The government may request an interim dividend of Rs 30,000 crore from the RBI in order to meet its fiscal deficit target of 3.3 per cent of gross domestic product (GDP), news agency Press Trust of India reported on September 28 quoting unnamed sources. A final assessment would be made in early January, the report said.
"The government has made a statement that they will adhere to the fiscal deficit target. Therefore, we have no reason to doubt the commitment to maintain the numbers as given in the budget," Mr Das told reporters. "So whatever short fall is expected because of corporate tax rate cuts, the government has the option of increasing or making it up from other sources," he said.
As the manager of government finances, the central bank pays the government a dividend each year to help it meet its financial targets.
The National Democratic Alliance government in August, just three months in its second term after a big election win, received a massive payout of Rs 1.76 lakh crore from the RBI. It included a dividend of Rs 1.23 lakh crore and a surplus of Rs 52,640 crore. The transfer rivalled the stimulus that some Group of 20 nations pumped into their economies during the global financial crisis a decade ago.
Last year the RBI paid the government an interim dividend of Rs. 28,000 crore.
The six-member monetary policy committee (MPC) today cut the repo rate by 25 basis points to 5.15 per cent, in line with expectations.

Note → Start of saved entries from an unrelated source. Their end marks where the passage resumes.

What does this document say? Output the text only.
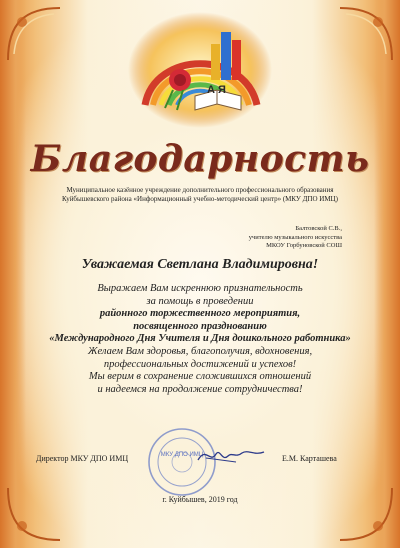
А Я
Благодарность
Муниципальное казённое учреждение дополнительного профессионального образования
Куйбышевского района «Информационный учебно-методический центр» (МКУ ДПО ИМЦ)
Балтовской С.В.,
учителю музыкального искусства
МКОУ Горбуновской СОШ
Уважаемая Светлана Владимировна!

Выражаем Вам искреннюю признательность

за помощь в проведении

районного торжественного мероприятия,

посвященного празднованию

«Международного Дня Учителя и Дня дошкольного работника»

Желаем Вам здоровья, благополучия, вдохновения,

профессиональных достижений и успехов!

Мы верим в сохранение сложившихся отношений

и надеемся на продолжение сотрудничества!

Директор МКУ ДПО ИМЦ	МКУ ДПО ИМЦ	Е.М. Карташева
г. Куйбышев, 2019 год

One basis point is one hundredth of a percentage point. The reverse repo rate was reduced to 4.9 per cent. The repo rate is the rate at which the central bank lends short term funds to the banks.
Expectations of the government missing its fiscal deficit target have risen following a number of measures taken to lift growth from six-year lows of 5 per cent in the first quarter of the current financial year.
While announcing the corporate tax cut last month, Finance Minister Nirmala Sitharaman said she was "conscious" of the effect the announcement would have on India's fiscal deficit target. "We are conscious of the impact all this will have on our fiscal deficit," said Ms Sitharaman, who has targeted to narrow the budget gap to 3.3 per cent of the GDP this year.